NORFOLK, Va. - Keep your eyes towards the sky next week, because Venus and Mars will be the closest they've ever been.
"Venus and Mars will appear close together - only about a finger's width apart in the sky," said Giada Arney, DAVINCI Deputy Principal Investigator.
Of course the planets won't physically be that close in space, it's just from Earth's perspective. NASA experts said the alignment is called a "planetary conjunction." In other words, Earth's two closest neighbors will be visible in the same field of view on Monday night into Tuesday.
"You can spot Venus and Mars if you look low in the western sky, beginning about half an hour after sunset," said Arney.
Mars has been studied by NASA researchers for quite some time, and now the agency is taking a leap to look at Venus.
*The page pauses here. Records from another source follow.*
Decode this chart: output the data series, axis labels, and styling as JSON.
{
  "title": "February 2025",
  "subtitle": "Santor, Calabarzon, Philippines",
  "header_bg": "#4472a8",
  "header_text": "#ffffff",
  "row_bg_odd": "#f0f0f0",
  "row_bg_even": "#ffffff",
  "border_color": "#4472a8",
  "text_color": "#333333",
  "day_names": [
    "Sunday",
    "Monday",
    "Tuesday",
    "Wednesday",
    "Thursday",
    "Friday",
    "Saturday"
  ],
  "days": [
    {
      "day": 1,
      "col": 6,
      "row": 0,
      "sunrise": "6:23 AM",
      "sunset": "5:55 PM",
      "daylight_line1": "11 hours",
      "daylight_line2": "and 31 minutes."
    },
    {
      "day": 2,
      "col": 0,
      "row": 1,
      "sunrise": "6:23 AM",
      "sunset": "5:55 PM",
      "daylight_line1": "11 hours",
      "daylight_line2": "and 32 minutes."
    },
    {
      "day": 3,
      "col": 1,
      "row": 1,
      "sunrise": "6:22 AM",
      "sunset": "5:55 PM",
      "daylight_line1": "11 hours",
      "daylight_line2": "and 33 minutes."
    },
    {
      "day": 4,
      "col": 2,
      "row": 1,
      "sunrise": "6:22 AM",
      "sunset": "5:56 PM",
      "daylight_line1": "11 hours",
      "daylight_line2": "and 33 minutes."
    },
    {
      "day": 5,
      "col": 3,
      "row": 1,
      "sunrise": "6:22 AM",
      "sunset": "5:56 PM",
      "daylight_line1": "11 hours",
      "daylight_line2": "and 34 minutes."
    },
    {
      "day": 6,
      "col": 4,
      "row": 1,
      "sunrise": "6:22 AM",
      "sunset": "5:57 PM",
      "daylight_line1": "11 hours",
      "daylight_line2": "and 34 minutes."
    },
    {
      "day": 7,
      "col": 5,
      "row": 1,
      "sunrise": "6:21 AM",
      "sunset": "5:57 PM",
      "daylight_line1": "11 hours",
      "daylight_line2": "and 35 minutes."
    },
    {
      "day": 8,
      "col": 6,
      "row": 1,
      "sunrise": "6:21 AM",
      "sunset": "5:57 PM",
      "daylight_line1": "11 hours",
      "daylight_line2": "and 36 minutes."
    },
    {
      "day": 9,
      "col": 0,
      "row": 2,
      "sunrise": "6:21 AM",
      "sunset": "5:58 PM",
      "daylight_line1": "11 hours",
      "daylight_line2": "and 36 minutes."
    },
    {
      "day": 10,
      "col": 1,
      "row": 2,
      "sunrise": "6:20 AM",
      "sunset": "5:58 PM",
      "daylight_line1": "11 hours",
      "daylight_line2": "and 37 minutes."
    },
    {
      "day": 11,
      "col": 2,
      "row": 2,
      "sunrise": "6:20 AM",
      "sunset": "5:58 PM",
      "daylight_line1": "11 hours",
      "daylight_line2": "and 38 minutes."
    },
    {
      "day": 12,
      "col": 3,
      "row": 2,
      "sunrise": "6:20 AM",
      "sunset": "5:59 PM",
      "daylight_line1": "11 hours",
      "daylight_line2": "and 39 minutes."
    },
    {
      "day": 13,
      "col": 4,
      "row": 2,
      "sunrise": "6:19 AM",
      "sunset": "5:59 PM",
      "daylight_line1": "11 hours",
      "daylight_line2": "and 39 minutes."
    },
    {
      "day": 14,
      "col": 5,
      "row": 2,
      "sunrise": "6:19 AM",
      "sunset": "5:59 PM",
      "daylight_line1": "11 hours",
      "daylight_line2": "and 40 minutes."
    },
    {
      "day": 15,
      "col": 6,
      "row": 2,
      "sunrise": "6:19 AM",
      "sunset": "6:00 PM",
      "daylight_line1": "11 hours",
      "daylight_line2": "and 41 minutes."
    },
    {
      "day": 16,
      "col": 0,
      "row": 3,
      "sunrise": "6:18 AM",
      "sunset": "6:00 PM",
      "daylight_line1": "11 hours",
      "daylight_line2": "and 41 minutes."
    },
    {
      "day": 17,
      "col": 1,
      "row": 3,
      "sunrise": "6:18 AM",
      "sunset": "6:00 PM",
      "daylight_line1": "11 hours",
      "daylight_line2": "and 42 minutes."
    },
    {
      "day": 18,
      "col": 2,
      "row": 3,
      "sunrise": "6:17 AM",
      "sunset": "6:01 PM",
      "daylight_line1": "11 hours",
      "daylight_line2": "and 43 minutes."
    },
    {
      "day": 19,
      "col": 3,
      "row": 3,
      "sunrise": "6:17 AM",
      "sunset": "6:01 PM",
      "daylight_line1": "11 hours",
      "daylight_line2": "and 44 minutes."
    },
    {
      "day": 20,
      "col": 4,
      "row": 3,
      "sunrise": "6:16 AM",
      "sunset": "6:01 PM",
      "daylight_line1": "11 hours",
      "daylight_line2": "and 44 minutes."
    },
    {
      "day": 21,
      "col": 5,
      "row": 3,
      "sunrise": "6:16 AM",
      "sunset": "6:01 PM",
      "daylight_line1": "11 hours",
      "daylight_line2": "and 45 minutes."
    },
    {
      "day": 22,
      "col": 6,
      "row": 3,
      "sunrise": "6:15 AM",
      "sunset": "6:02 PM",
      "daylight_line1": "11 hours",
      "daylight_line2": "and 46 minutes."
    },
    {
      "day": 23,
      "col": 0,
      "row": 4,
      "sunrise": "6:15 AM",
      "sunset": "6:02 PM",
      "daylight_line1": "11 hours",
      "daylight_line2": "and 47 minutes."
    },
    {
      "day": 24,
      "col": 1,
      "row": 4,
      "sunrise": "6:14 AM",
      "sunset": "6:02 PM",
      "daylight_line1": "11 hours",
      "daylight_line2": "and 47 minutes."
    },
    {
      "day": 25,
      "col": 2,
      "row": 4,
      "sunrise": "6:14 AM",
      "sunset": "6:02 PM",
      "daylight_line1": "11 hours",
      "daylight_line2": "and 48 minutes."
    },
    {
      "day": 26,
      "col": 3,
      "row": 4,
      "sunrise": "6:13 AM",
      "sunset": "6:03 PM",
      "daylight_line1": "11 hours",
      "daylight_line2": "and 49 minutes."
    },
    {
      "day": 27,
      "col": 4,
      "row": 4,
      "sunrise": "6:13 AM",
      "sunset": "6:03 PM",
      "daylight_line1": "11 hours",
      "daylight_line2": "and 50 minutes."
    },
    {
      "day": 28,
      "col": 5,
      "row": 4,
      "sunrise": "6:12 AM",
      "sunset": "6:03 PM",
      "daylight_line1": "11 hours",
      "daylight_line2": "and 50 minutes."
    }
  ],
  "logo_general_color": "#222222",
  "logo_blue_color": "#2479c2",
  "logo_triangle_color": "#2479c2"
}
"Right now NASA has selected two Venus missions to explore our sister for the first time in decades. One, which will globally map the surface with advanced radar and infrared radiation," said Jim Garvin, DAVINCI's Principal Investigator. "And the other, our DAVINCI mission, will bring a spacecraft, for the first time developed by NASA, into the atmosphere with a chemistry lab and human-scale vision."
Garvin said understanding what's happening on our sister planet can help make connections to those light-years away.
"That connection is important in this blooming era of astrophysics and planetary exploration. So Venus really is special," he said.